Dance faculty debut show of the season “Winterdances”

Headshots of Mair Culbreth, Ishmael Konney, and Dawn Springer

Winterdances: Resilience is faculty concert featuring the original choreography by dance department faculty members Ishmael Konney, Dawn Springer, and Mair Culbreth, as well as guest artist David Roussève. Winterdances: Resilience presents dance works that uplift the human connection through storytelling, joy, and resilience. Here’s a preview of the world premiere works.

Mair W Culbreth Headshot

Be My Ground, When The World Lets Go

Dr. Mair Culbreth 

This work began with a kinesthetic investigation of vertigo—as both a bodily sensation and a condition of ambivalence. Drawing inspiration from filmmaker Catherine Yass’s Falling Away, the process explored verticality not only as a physical experience but as the unsettling sensation of slipping away from oneself, from certainty, from what is known. Vertigo, commonly understood as dizziness or disorientation, emerges here as a rift between subject and reality—an embodied manifestation of the human desire for balance amid instability.  
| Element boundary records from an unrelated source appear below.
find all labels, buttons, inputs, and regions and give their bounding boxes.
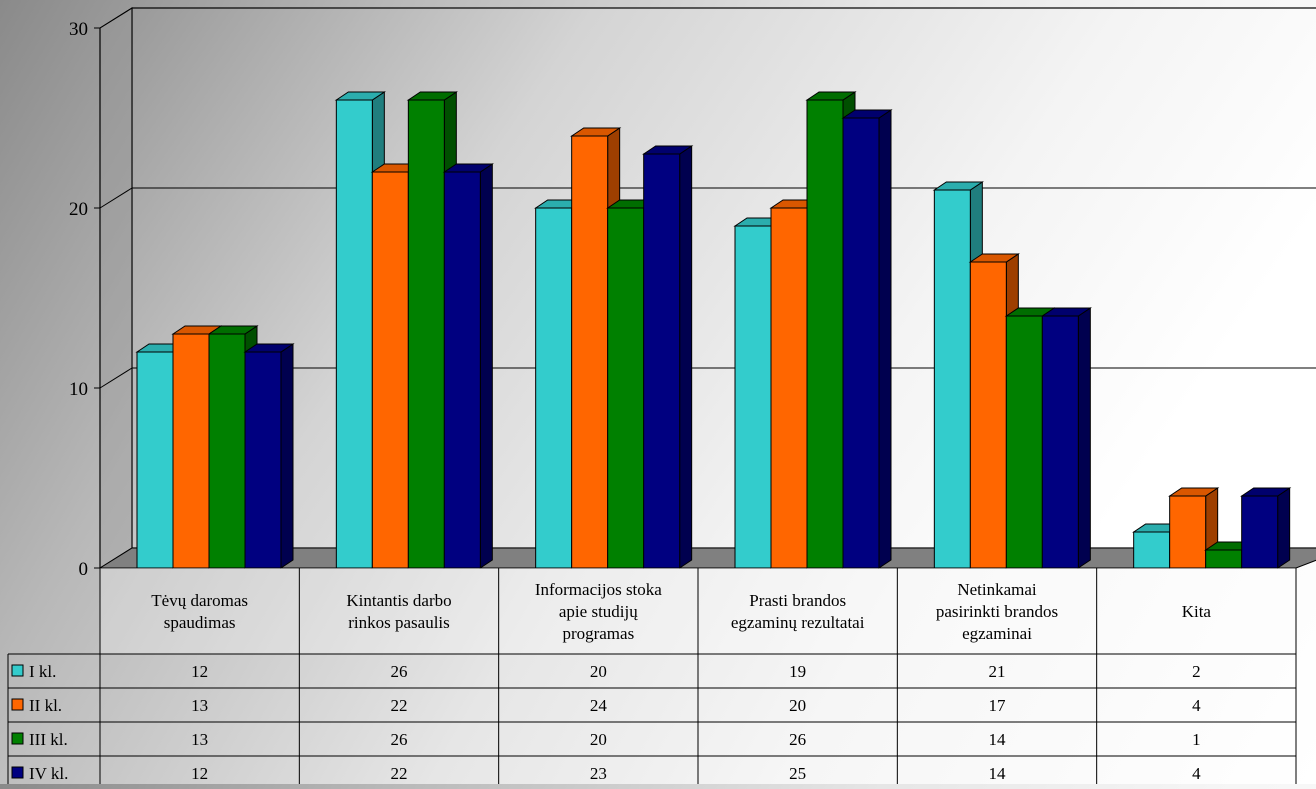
category-label: pasirinkti brandos bbox=[936, 602, 1058, 621]
data-label: 26 bbox=[789, 730, 806, 749]
gridline-depth bbox=[99, 367, 133, 389]
bar bbox=[770, 207, 808, 569]
bar bbox=[535, 207, 573, 569]
bar bbox=[1133, 531, 1171, 569]
bar bbox=[607, 207, 645, 569]
y-tick-label: 30 bbox=[69, 19, 88, 40]
bar bbox=[172, 333, 210, 569]
category-label: programas bbox=[562, 624, 634, 643]
data-label: 20 bbox=[590, 662, 607, 681]
bar bbox=[571, 135, 609, 569]
data-label: 26 bbox=[391, 730, 408, 749]
y-tick-label: 0 bbox=[79, 559, 89, 580]
data-label: 25 bbox=[789, 764, 806, 783]
gridline-depth bbox=[99, 187, 133, 209]
category-label: egzaminai bbox=[962, 624, 1032, 643]
bar bbox=[136, 351, 174, 569]
y-tick-label: 20 bbox=[69, 199, 88, 220]
data-label: 13 bbox=[191, 730, 208, 749]
legend-swatch bbox=[11, 698, 24, 711]
back-wall bbox=[131, 7, 1316, 549]
gridline-depth bbox=[99, 7, 133, 29]
data-label: 26 bbox=[391, 662, 408, 681]
category-label: apie studijų bbox=[559, 602, 638, 621]
legend-label: III kl. bbox=[29, 730, 68, 749]
category-label: Kintantis darbo bbox=[346, 591, 451, 610]
data-label: 14 bbox=[989, 764, 1007, 783]
bar bbox=[842, 117, 880, 569]
data-label: 24 bbox=[590, 696, 608, 715]
bar-side bbox=[1077, 307, 1091, 569]
bar bbox=[1205, 549, 1243, 569]
legend-label: I kl. bbox=[29, 662, 56, 681]
category-label: Prasti brandos bbox=[749, 591, 846, 610]
category-label: rinkos pasaulis bbox=[348, 613, 450, 632]
bar-side bbox=[878, 109, 892, 569]
bar bbox=[208, 333, 246, 569]
data-label: 17 bbox=[989, 696, 1007, 715]
category-label: Kita bbox=[1182, 602, 1212, 621]
data-label: 4 bbox=[1192, 764, 1201, 783]
category-label: Tėvų daromas bbox=[151, 591, 248, 610]
data-label: 22 bbox=[391, 696, 408, 715]
bar bbox=[806, 99, 844, 569]
bar bbox=[1169, 495, 1207, 569]
data-label: 1 bbox=[1192, 730, 1201, 749]
data-label: 19 bbox=[789, 662, 806, 681]
bar bbox=[1241, 495, 1279, 569]
bar bbox=[1005, 315, 1043, 569]
category-label: spaudimas bbox=[164, 613, 236, 632]
y-tick-label: 10 bbox=[69, 379, 88, 400]
data-label: 4 bbox=[1192, 696, 1201, 715]
category-label: Netinkamai bbox=[957, 580, 1037, 599]
legend-swatch bbox=[11, 732, 24, 745]
legend-label: II kl. bbox=[29, 696, 62, 715]
data-label: 2 bbox=[1192, 662, 1201, 681]
bar bbox=[407, 99, 445, 569]
bar bbox=[933, 189, 971, 569]
legend-swatch bbox=[11, 766, 24, 779]
bar-side bbox=[1277, 487, 1291, 569]
bar bbox=[371, 171, 409, 569]
bar bbox=[443, 171, 481, 569]
bar-side bbox=[280, 343, 294, 569]
bar bbox=[335, 99, 373, 569]
data-label: 14 bbox=[989, 730, 1007, 749]
data-label: 20 bbox=[590, 730, 607, 749]
category-label: Informacijos stoka bbox=[535, 580, 662, 599]
legend-swatch bbox=[11, 664, 24, 677]
data-label: 12 bbox=[191, 764, 208, 783]
side-wall bbox=[99, 7, 133, 569]
bar-side bbox=[479, 163, 493, 569]
data-label: 22 bbox=[391, 764, 408, 783]
data-label: 13 bbox=[191, 696, 208, 715]
category-label: egzaminų rezultatai bbox=[731, 613, 865, 632]
bar bbox=[969, 261, 1007, 569]
bar bbox=[1041, 315, 1079, 569]
bar bbox=[244, 351, 282, 569]
bar bbox=[643, 153, 681, 569]
legend-label: IV kl. bbox=[29, 764, 68, 783]
data-label: 20 bbox=[789, 696, 806, 715]
data-label: 21 bbox=[989, 662, 1006, 681]
data-label: 12 bbox=[191, 662, 208, 681]
bar bbox=[734, 225, 772, 569]
bar-side bbox=[679, 145, 693, 569]
data-label: 23 bbox=[590, 764, 607, 783]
The sensation of high places and the existential anxiety provoked by the possibility of falling became a metaphor for moments of personal and socio-cultural upheaval. Through movement research with ropes, the dancers investigate how bodies navigate risk, dependence, and trust—how we create ground for one another when stability is no longer guaranteed. Suspended between falling and holding, the work imagines new modes of orientation and relationality in times of collective uncertainty.  

Engaging surrealist materials such as Salvador Dalí and Luis Buñuel’s Un Chien Andalou, the piece approaches surrealism not as escape, but as adaptation: a reorientation toward the strange, fractured, and off-kilter realities of the present moment.  


Ishmael Konney HEADSHOT

Ghana Must Go 

Ishmael Konney 

Inspired by the 1983 expulsion of Ghanaians from Nigeria, Ghana Must Go uses this historical event as a lens to examine the broader human story of movement: forced and unforced migration, relocation, and the search for belonging. Through the metaphor of the body as a bag, the piece explores what we carry with us: memory, identity, and the invisible weight of home.  

It also reflects on the human connections that emerge through migration, the encounters, relationships, and shared experiences that form as people move from place to place. In Ghana Must Go, movement becomes both burden and bridge, revealing how displacement can also create new forms of community and resilience.  


Dawn Springer headshot

Harps That Once  

Dawn Springer 

The creative process for this piece explored the maturation process of discovering that the structures we exist in (perhaps familial or societal) are often not fixed but constantly shifting.  During the choreographic research, I looked for symbols from other times and places that encapsulated those ideas. That included stories from the paternal side of my family history, Irish poetry, Catholic imagery and culture, and 80s-90s pop music. 

The title references Irish poet Thomas Moore’s 17th century poem, The Harp that Once Through Tara’s Halls, written while Ireland was under English rule. Considering similar themes of cultural inheritence and loss, Harps That Once reflects on what resonates after structures and ideals fracture — what remains and what is built when the illusion of permanence fades. 


David Roussève headshot

CARE 

David Roussève 

Roussève partnered with UWM Dance and community partners Diverse & Resilient and local dancers to create his work “CARE,” which serves as the final stage of Roussève’s dance and community-engaged research project, Care: Illuminating Milwaukee’s Queer and Trans Communities. Roussève’s piece features three local ballroom dancers who collaborated with him on the crucial vogue and ballroom section of the work. Richard Buda Brasfield, Jacques Infiniti Hall, and DaCosta Martín worked closely with Roussève to bring the authenticity and artistry of vogue to Roussève’s contemporary work.